Csilla’s opposing thoughts and feelings are clear throughout the story. Her parents had opposing views on things as well — her father was a revolutionary who worked to create change in Hungary, even if he didn’t always do the right thing, while her mother was a devout woman who only wanted to escape and lead a different life. Csilla is torn between both of these ideals, and it’s hard not to empathize with her character. She’s broken and hurt and scared, and living under an oppressive rule that crushes any opposition swiftly and brutally. But she also has so much loyalty to her city and wants to do whatever is best for everyone. Her own experiences have taught her that the government doesn’t always act in the best interests of the people they rule.
“A great number of things that were terrible were legal, and a great number of things that were fine were illegal. She knew, being a Jew, that governments were not always the wisest of voices as to who was worthy of her respect and who was not, who deserved humanity and who did not.”
There’s so much tension throughout the book. I loved how Csilla’s trauma is explored in her thoughts and actions, and the way that she relates to the people in her life. This story takes us through the steps towards revolution, and for a lot of the story, it felt like there was a pot getting ready to boil over. I was absolutely transfixed by this story, and the characters in it.
A lot of the fantasy elements come from Jewish folklore, and there are Jewish themes running boldly throughout the story. I loved how Jewish practices were portrayed as important to maintain, despite government pressure against practicing. Csilla and her aunt are forced to practice in secret, but cling to their heritage with both hands. This book offered me a new perspective to understand, with the Jewish characters being portrayed as wise, resilient, and strong fighters, even though they have been through so much trauma. But the non-Jewish characters show a willingness to accept Csilla for who she is, although antisemitism is ingrained in society.
“Antisemitism formed everything around her. She was used to knowing that the people around her would rather that she was dead, and if they didn’t do it themselves, they wouldn’t stop someone else from doing it. It was part of being a Jew in Europe, her mother said. It was like that before the war, and it’d be like that for all of time. She was not used to someone recognizing her Jewishness and not hating her for it.”

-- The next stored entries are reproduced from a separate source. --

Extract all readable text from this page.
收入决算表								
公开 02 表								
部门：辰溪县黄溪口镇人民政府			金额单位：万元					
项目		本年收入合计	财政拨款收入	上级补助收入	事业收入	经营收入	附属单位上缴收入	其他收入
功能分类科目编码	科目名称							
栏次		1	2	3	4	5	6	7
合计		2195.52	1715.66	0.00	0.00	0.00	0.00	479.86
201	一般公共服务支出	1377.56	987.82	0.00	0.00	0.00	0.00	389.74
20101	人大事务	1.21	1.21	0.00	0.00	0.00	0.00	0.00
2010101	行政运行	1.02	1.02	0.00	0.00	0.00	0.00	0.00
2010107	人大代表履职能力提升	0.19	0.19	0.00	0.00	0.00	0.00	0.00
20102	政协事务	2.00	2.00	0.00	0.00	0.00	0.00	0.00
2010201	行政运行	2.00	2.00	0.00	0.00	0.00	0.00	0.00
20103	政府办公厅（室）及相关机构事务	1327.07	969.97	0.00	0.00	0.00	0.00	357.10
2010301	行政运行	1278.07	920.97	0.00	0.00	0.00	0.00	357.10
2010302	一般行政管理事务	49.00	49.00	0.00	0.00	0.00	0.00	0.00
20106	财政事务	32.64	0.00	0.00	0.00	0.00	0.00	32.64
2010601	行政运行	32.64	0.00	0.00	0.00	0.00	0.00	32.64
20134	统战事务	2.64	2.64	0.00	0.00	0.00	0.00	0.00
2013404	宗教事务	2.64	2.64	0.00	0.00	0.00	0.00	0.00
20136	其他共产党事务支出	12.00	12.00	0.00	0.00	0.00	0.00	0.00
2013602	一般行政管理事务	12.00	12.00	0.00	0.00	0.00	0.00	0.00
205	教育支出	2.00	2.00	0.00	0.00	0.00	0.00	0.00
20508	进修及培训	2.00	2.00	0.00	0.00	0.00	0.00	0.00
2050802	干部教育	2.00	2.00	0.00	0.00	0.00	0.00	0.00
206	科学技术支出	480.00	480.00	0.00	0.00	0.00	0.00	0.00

This book is an absolute standout in a crop of recent releases. I fell in love with the story, the characters, and the beautiful writing. It’s rare that a book gives me actual chills, but this one managed it. So it’s definitely going to be at the very top of my list of books to recommend to everyone and anyone. Because I literally just want to shout from the rooftops about this magnificent piece of literature.
People who have sat around with me while I’m reading, especially when there’s a surprising reveal, a shocking plot twist, or an unexpected event often look up in alarm when I gasp audibly. The gasp factor is directly related to the number of times I audibly gasp during a reading, and there isn’t an upper limit.